While NLP and other applications of artificial technology are highly effective at many HR-related functions, this technology cannot serve as a replacement for HR personnel. While these tools are efficient at unstructured data processing and the automation of routine tasks, computers still lack the sophistication to fully comprehend the full scope of nuance in language. Hiring managers must navigate complex social situations and employ dynamic decision making. Machines are unable to detect some of the more ambiguous elements of human interaction, such as sarcasm, ambivalence, colloquial or regional terms, and other common elements of interpersonal communication. 
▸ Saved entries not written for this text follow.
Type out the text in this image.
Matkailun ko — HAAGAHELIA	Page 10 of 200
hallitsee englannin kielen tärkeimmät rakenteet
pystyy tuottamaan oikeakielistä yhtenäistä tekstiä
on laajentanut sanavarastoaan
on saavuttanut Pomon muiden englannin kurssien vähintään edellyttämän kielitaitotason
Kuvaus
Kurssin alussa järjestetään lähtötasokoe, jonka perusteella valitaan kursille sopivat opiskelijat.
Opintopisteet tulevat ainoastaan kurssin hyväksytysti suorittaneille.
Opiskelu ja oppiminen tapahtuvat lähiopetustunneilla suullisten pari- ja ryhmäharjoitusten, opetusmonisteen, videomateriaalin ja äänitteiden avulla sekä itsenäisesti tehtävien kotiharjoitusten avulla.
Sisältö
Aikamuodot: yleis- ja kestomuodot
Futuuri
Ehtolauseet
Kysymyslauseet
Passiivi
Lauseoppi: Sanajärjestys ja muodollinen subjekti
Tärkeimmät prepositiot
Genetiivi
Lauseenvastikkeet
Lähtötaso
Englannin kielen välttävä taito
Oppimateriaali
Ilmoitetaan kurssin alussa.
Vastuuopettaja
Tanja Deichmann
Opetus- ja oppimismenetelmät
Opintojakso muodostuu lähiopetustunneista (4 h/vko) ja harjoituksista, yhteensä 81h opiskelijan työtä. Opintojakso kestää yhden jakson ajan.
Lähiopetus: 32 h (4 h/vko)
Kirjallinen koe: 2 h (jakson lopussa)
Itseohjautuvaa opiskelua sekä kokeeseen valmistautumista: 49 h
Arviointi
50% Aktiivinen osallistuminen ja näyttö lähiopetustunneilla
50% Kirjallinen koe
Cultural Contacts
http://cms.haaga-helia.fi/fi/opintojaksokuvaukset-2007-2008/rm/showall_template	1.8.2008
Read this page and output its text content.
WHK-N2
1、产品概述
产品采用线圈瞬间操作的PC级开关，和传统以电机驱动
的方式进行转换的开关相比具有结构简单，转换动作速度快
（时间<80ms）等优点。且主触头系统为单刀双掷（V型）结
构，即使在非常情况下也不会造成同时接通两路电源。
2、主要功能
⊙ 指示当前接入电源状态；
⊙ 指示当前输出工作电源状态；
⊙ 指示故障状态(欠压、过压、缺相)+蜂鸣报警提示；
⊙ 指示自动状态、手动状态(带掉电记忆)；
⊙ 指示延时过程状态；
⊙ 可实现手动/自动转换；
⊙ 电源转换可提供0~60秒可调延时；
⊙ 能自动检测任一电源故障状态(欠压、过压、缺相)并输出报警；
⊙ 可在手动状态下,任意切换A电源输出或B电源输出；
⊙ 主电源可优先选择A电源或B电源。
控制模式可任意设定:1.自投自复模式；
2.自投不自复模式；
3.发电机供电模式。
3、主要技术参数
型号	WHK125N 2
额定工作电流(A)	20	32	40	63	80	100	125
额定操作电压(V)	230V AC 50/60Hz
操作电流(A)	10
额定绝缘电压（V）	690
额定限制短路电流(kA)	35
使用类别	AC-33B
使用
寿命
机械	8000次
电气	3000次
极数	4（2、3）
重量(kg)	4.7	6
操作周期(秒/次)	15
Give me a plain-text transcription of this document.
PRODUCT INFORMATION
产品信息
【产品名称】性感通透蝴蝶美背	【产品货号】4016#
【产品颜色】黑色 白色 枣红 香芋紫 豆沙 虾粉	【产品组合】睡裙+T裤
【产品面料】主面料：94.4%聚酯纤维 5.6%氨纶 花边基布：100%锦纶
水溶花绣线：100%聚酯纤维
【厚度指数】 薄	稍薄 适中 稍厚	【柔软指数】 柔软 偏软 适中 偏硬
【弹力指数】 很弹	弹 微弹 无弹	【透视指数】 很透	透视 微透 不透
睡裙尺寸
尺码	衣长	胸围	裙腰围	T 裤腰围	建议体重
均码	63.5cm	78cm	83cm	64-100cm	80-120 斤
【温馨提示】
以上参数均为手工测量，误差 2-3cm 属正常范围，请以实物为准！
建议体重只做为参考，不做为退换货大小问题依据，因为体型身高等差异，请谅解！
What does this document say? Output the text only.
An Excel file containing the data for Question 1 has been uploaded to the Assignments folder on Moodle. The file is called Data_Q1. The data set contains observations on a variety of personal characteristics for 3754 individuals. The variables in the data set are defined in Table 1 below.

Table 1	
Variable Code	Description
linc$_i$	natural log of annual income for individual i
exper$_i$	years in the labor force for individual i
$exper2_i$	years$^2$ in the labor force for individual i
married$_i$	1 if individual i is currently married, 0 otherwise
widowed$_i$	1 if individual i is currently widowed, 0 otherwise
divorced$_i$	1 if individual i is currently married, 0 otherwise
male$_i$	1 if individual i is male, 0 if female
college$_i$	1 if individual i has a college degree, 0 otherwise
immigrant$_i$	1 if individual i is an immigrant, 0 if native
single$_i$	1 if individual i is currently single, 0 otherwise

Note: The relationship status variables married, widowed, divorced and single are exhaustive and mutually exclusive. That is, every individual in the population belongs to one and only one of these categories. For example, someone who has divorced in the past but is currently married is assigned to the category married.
The use of NLP tools by hiring managers and recruiter is akin to that of the autopilot function by pilots. While autopilot technology has proven itself to be reliable and efficient, it must always be monitored by pilots; a plane won’t fly without one. Similarly, NLP and other forms of automation in recruitment cannot replace the role of human resources and recruitment personnel. For candidates, feeling that they need to appease an AI as part of their application is a significant pain point. In a field that centres interpersonal collaboration and in circumstances where candidates’ and employees’ careers and livelihoods are at stake, decisions regarding hiring cannot be fully entrusted to machines that lack the capability to fully understand humans. These tools provide valuable insights, but human beings should always have the final say.

Final takeaways

NLP and other AI software provide managers with meaningful insights extrapolated from large datasets of unstructured information, automate routine processes in hiring, and empower human resources personnel to continually improve the quality of their communication and engagement with candidates and employees. While these tools unquestionably add value to the hiring process, AI and NLP lack the nuances of human intelligence and thus are not infallible. Accordingly, employers should seek to find the right balance between automation and NLP technology and input from human beings. This balance is essential to help employers make the most appropriate onboarding decisions for their business.